Chirag Patel, from Harvard Medical School's Blavatnik Institute, has been working for years to try and find connections between bacterial composition in the gut and human disease. In 2019 Patel and colleagues published their first study attempting to catalog all the genes in the collective human microbiome.
This initial study reported an astounding 46 million genes, chronicled from just 3,500 human microbiome samples. Even more striking was the finding that around half of all those genes identified were unique to a single human microbiome sample.

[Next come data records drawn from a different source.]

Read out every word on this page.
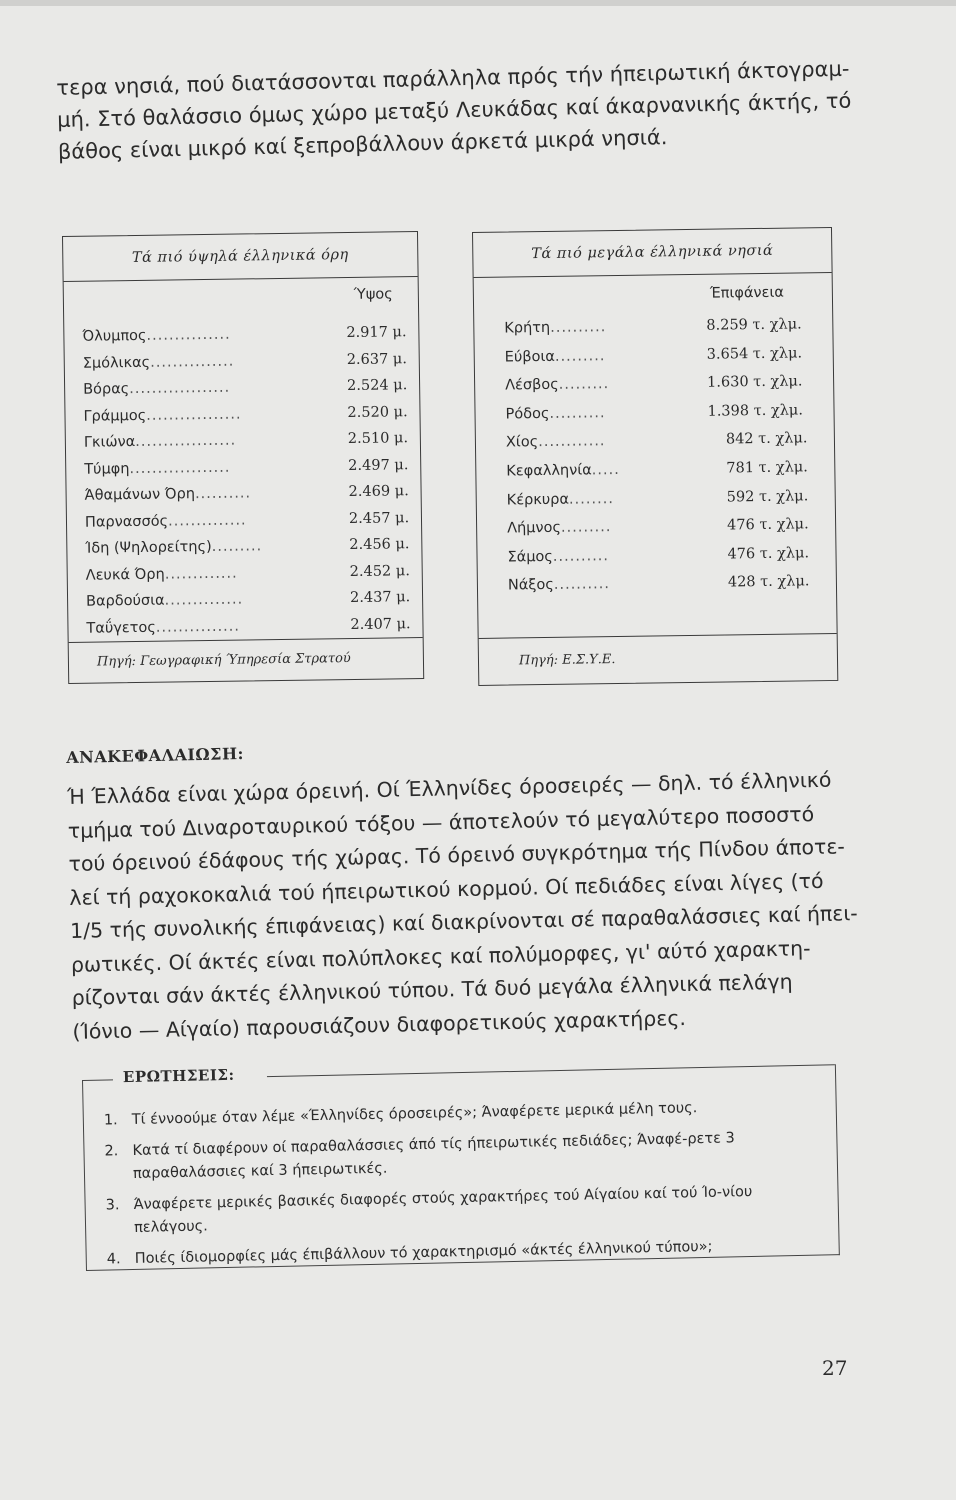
τερα νησιά, πού διατάσσονται παράλληλα πρός τήν ήπειρωτική άκτογραμ-
μή. Στό θαλάσσιο όμως χώρο μεταξύ Λευκάδας καί άκαρνανικής άκτής, τό
βάθος είναι μικρό καί ξεπροβάλλουν άρκετά μικρά νησιά.
Τά πιό ύψηλά έλληνικά όρη
Ύψος
Όλυμπος...............	2.917 μ.
Σμόλικας...............	2.637 μ.
Βόρας..................	2.524 μ.
Γράμμος.................	2.520 μ.
Γκιώνα..................	2.510 μ.
Τύμφη..................	2.497 μ.
Άθαμάνων Όρη..........	2.469 μ.
Παρνασσός..............	2.457 μ.
Ίδη (Ψηλορείτης).........	2.456 μ.
Λευκά Όρη.............	2.452 μ.
Βαρδούσια..............	2.437 μ.
Ταΰγετος...............	2.407 μ.
Πηγή: Γεωγραφική Ύπηρεσία Στρατού
Τά πιό μεγάλα έλληνικά νησιά
Έπιφάνεια
Κρήτη..........	8.259 τ. χλμ.
Εύβοια.........	3.654 τ. χλμ.
Λέσβος.........	1.630 τ. χλμ.
Ρόδος..........	1.398 τ. χλμ.
Χίος............	842 τ. χλμ.
Κεφαλληνία.....	781 τ. χλμ.
Κέρκυρα........	592 τ. χλμ.
Λήμνος.........	476 τ. χλμ.
Σάμος..........	476 τ. χλμ.
Νάξος..........	428 τ. χλμ.
Πηγή: Ε.Σ.Υ.Ε.
ΑΝΑΚΕΦΑΛΑΙΩΣΗ:
Ή Έλλάδα είναι χώρα όρεινή. Οί Έλληνίδες όροσειρές — δηλ. τό έλληνικό
τμήμα τού Διναροταυρικού τόξου — άποτελούν τό μεγαλύτερο ποσοστό
τού όρεινού έδάφους τής χώρας. Τό όρεινό συγκρότημα τής Πίνδου άποτε-
λεί τή ραχοκοκαλιά τού ήπειρωτικού κορμού. Οί πεδιάδες είναι λίγες (τό
1/5 τής συνολικής έπιφάνειας) καί διακρίνονται σέ παραθαλάσσιες καί ήπει-
ρωτικές. Οί άκτές είναι πολύπλοκες καί πολύμορφες, γι' αύτό χαρακτη-
ρίζονται σάν άκτές έλληνικού τύπου. Τά δυό μεγάλα έλληνικά πελάγη
(Ίόνιο — Αίγαίο) παρουσιάζουν διαφορετικούς χαρακτήρες.
ΕΡΩΤΗΣΕΙΣ:
1. Τί έννοούμε όταν λέμε «Έλληνίδες όροσειρές»; Άναφέρετε μερικά μέλη τους.
2. Κατά τί διαφέρουν οί παραθαλάσσιες άπό τίς ήπειρωτικές πεδιάδες; Άναφέ-ρετε 3 παραθαλάσσιες καί 3 ήπειρωτικές.
3. Άναφέρετε μερικές βασικές διαφορές στούς χαρακτήρες τού Αίγαίου καί τού Ίο-νίου πελάγους.
4. Ποιές ίδιομορφίες μάς έπιβάλλουν τό χαρακτηρισμό «άκτές έλληνικού τύπου»;
27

The stunning genetic diversity detected in this early study suggested every person’s microbiome could be so unique there may be no universal "one-size-fits-all" approach to targeting gut bacteria for disease treatment. The complex nature of microbiome science may be daunting to some but Patel and colleagues from Harvard Medical School and the Joslin Diabetes Center were up for the challenge, seeing this as a biostatistics problem that can be solved by finding the right computational model.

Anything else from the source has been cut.